В самом радужном настроении я вошел в кабинет председателя райисполкома (аймакисполкома) — и сразу натолкнулся на председательский настороженный и неприветливый взор. Председатель глядел на мои сапоги, как я ступаю по ковровой дорожке его кабинета. (Дальше все пойдет как в хорошо отработанном литературном сюжете — о человечном секретаре райкома и обюрократившемся председателе райисполкома.) Председатель прочел мою бумагу, оглядел меня, не приглашая садиться (я сел и без приглашения), потянул носом воздух. Тут мой запах — конского пота, дыма и сенной трухи — сделался особенно сильным, я и сам его ощутил.
— Чего не бреетесь? — спросил председатель. — Или это у вас, писателей, заведено — бороды отпускать? (Должно быть, ему насолили писатели или же он составил мнение о них на основании односторонней, предвзятой информации. Во всяком случае, симпатии к этого рода личностям он не питал, неприязни же не скрывал.)
Я объяснил, что бритва моя электрическая, а штепселей на кедрах и лиственницах не имеется и что мне надо переночевать в Улагане.
— Гостиниц у нас пока что нет. — Председатель развел руками. — Завязывайте знакомство с местным населением. Это вам будет полезно — с народом пообщаться…
Я подумал: кто же он сам, председатель-то, почему бы нам именно с ним не завязать поближе знакомство? Но промолчал, поднялся уходить — согласно его совету, искать контакта с местным народом. Председатель сказал:
— К нам приехал один… тоже, как вы, с запада… («с запада», как говорят в Сибири, — стало быть, из-за Уральского хребта) молодой специалист… Мы его районным ветврачом назначили. Дом новый дали. Обратитесь к нему — с ним скорее найдете общий язык. Вон по улице направо идите — увидите: новый дом, изба — пятистенка…
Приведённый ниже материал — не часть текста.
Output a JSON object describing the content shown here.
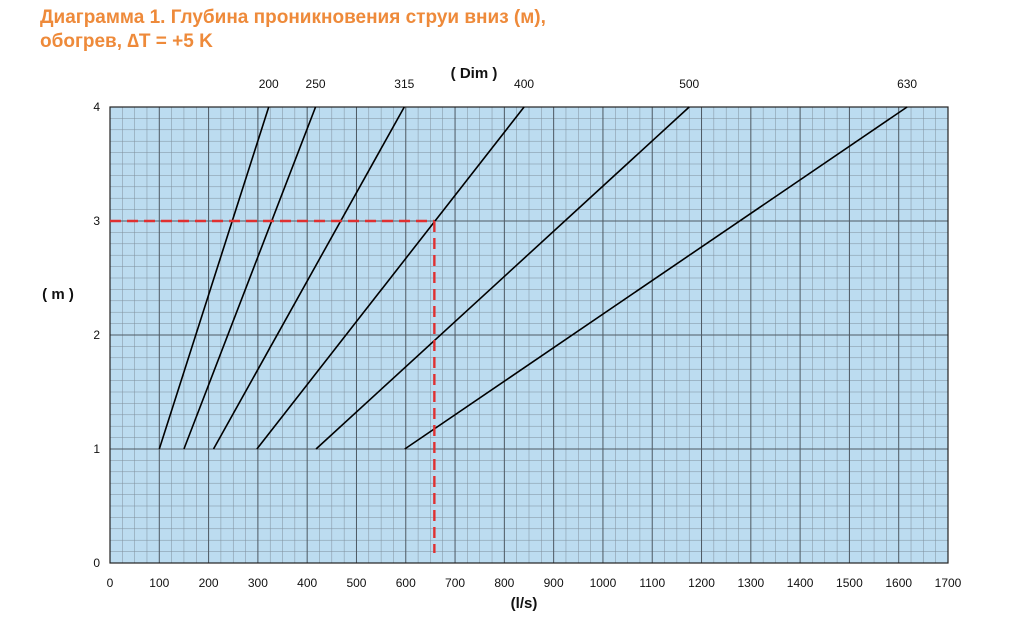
{
  "title_line1": "Диаграмма 1. Глубина проникновения струи вниз (м),",
  "title_line2": "обогрев, ∆T = +5 K",
  "colors": {
    "title": "#ee8a3a",
    "plot_bg": "#bcdcf0",
    "guide": "#e03030"
  },
  "chart_data": {
    "type": "line",
    "xlabel": "(l/s)",
    "ylabel": "( m )",
    "top_axis_label": "( Dim )",
    "xlim": [
      0,
      1700
    ],
    "ylim": [
      0,
      4
    ],
    "x_ticks": [
      0,
      100,
      200,
      300,
      400,
      500,
      600,
      700,
      800,
      900,
      1000,
      1100,
      1200,
      1300,
      1400,
      1500,
      1600,
      1700
    ],
    "y_ticks": [
      0,
      1,
      2,
      3,
      4
    ],
    "grid": true,
    "series": [
      {
        "name": "200",
        "points": [
          [
            100,
            1
          ],
          [
            322,
            4
          ]
        ]
      },
      {
        "name": "250",
        "points": [
          [
            150,
            1
          ],
          [
            417,
            4
          ]
        ]
      },
      {
        "name": "315",
        "points": [
          [
            210,
            1
          ],
          [
            597,
            4
          ]
        ]
      },
      {
        "name": "400",
        "points": [
          [
            298,
            1
          ],
          [
            840,
            4
          ]
        ]
      },
      {
        "name": "500",
        "points": [
          [
            418,
            1
          ],
          [
            1175,
            4
          ]
        ]
      },
      {
        "name": "630",
        "points": [
          [
            598,
            1
          ],
          [
            1617,
            4
          ]
        ]
      }
    ],
    "guide": {
      "x": 658,
      "y": 3,
      "style": "dashed"
    }
  }
}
Я поблагодарил и пошел направо по улице; новый дом выделялся в порядке своей новизной. На всякий случай я посчитал в нем стены: вроде как пять. Постучал, не дождавшись отзыва, толкнул дверь, очутился в сенях. Подергал еще одну дверь и вошел в самый дом — в кухню, затем в горницу.
В новой избе — пятистенке, рубленной из мелкого лесу, должно быть, из пихты, пахнущей новизною, свежетесаными бревнами, смолой, сидел за столом человек, приехавший с запада. Он читал очень толстую книгу. Когда я вошел, человек книгу закрыл, оставив в ней указательный палец. Я прочел заголовок: «И один в поле воин». Человек был на вид лет тридцати с небольшим, и весь его вид наводил скорее на мысль о востоке, нежели о западе. Человек был черноволос, черноглаз, в глухом черном свитере, с горбатым носом, с торчащим вперед, раздвоенным, наполеоновским подбородком. Он так же смотрел на мои сапоги, как недавно смотрел на них председатель аймакисполкома. Пол в комнате был намыт и застелен половиками.
Я сбивчиво, торопясь, объяснил хозяину дома — про себя, про жену, про цель моего прихода. Человек с запада, молодой специалист (хотя и не первой молодости), сказал мне на это такую фразу:
— Я боюсь, что я вам помешаю. (Учтивость этой фразы, как видим, вполне на восточный манер).
Тут я несколько растерялся. Человек с запада повернулся ко мне орлиным профилем, выражающим непреклонность. Мы оба молчали, наш разговор был закончен, аудиенция исчерпана. Но если не в этой избе — пятистенке (из горницы, я видел, дверь вела в спальню), то где же нам ночевать-то? Я мялся, хозяин скучал, не вынимая пальца из книги. Вот тут я вспомнил об — увы! — некупленном коньяке «Будафок»…
И прибегнул к последнему, верному — я это чувствовал — средству.
— Жена у меня сидит на улице, — сказал я хозяину дома. — Может быть, вы позволите, я ее приведу сюда — она тут побудет, пока я ищу ночлега. А то она замерзнет совсем.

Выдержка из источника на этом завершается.